Passing your way to success
Posted by Dean Holden at March 6th, 2014
by Chuck Bales, 30 March 2008
A few years ago I ran across a series of articles written by Daniel Finkelstein of the London Times. He authors a column called Fink Tank which looks at soccer through the emotionless eyes of a statistician. The first column, “Identifying top teams more than just a passing fancy“, attempted to discover what differentiates good English Premier League football teams from bad ones. He found that the obvious choices – shots on goal, shots on target, style of play, etc. – did not lead to a definitive conclusion on what separates the men from the boys. The answer was: Passing. As he states, “…the relationship between overall team success and both the total number of passes and the passing success rate turns out to be even stronger than that between shots and success.” In other words, good teams pass more and string more consecutive passes together. They also prevent their opponents from doing likewise. The top teams in the English Premier League (at least between 1999 and 2003, the time of the study) have a pass completion rate of 75-80%, while the bottom teams can only muster around a 66% pass success rate.
Further investigation found that, in particular, “Successful distribution from the goalkeeper to a player from his team is one of the hallmarks of a good side.” This could mean that building the attack from the back is a good thing. Another interesting finding was that good teams do not cross the ball significantly more than bad teams. In fact, at the time of writing, Manchester United was near the top for teams crossing the ball and Arsenal was near the bottom. Yet during this period of the English Premier league, both were perennially at the top of the table and battling for championships.
What’s the take home message for a coach? Clearly, it pays to get your team to pass well, and to be able to maintain possession.
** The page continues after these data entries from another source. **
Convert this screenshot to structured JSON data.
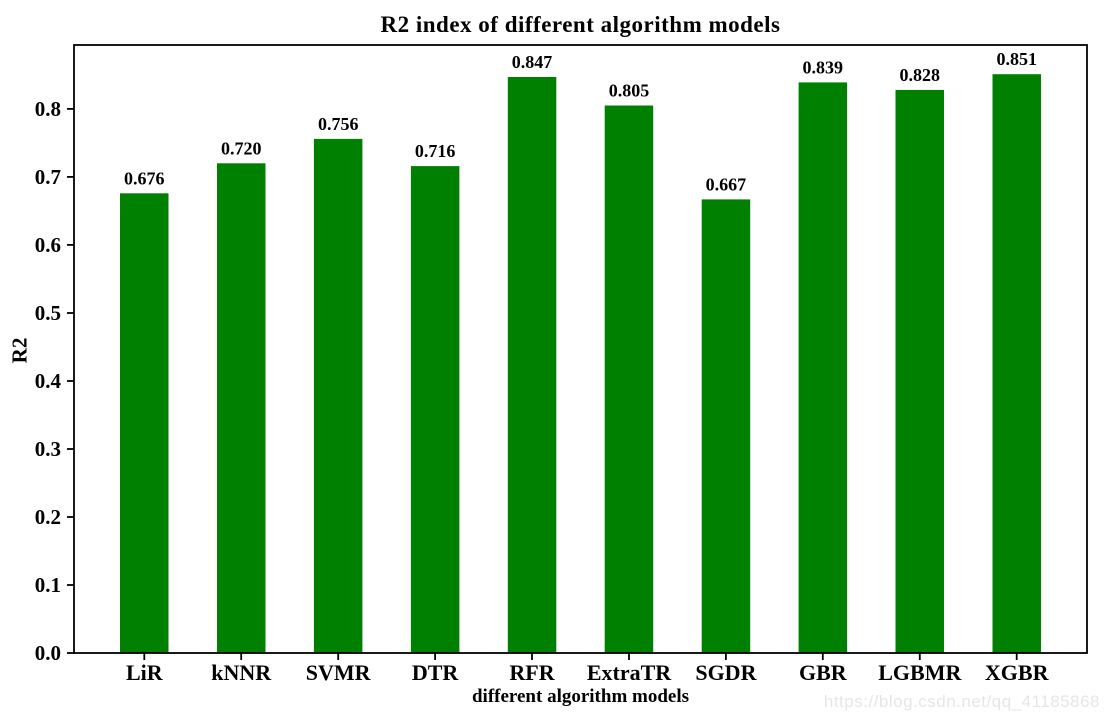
{
  "chart_data": {
    "type": "bar",
    "title": "R2 index of different algorithm models",
    "xlabel": "different algorithm models",
    "ylabel": "R2",
    "categories": [
      "LiR",
      "kNNR",
      "SVMR",
      "DTR",
      "RFR",
      "ExtraTR",
      "SGDR",
      "GBR",
      "LGBMR",
      "XGBR"
    ],
    "values": [
      0.676,
      0.72,
      0.756,
      0.716,
      0.847,
      0.805,
      0.667,
      0.839,
      0.828,
      0.851
    ],
    "value_labels": [
      "0.676",
      "0.720",
      "0.756",
      "0.716",
      "0.847",
      "0.805",
      "0.667",
      "0.839",
      "0.828",
      "0.851"
    ],
    "yticks": [
      "0.0",
      "0.1",
      "0.2",
      "0.3",
      "0.4",
      "0.5",
      "0.6",
      "0.7",
      "0.8"
    ],
    "ylim": [
      0,
      0.894
    ],
    "grid": false,
    "legend_position": "none",
    "bar_color": "#008000",
    "axis_color": "#000000",
    "background_color": "#ffffff"
  },
  "watermark": {
    "text": "https://blog.csdn.net/qq_41185868",
    "color": "#e6e6e9"
  }
}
This means working on control (2-touch), movement off the ball, spacing, and the proper pace of passes. Lots of possession games are the best tool that a coach can use, in this regard. Of particular importance, especially in the U.S. soccer scene, is to include the goalkeeper in the possession games and work on building out of the back starting from the keeper. In American soccer (club, high school, and college) there is too much emphasis on the goalkeeper booting the ball up field as soon as he or she receives it. This change will, undoubtedly, be difficult and result in some poor turnovers and last-ditch defending, but, in the long run, as the statistics show, it will ultimately lead to success.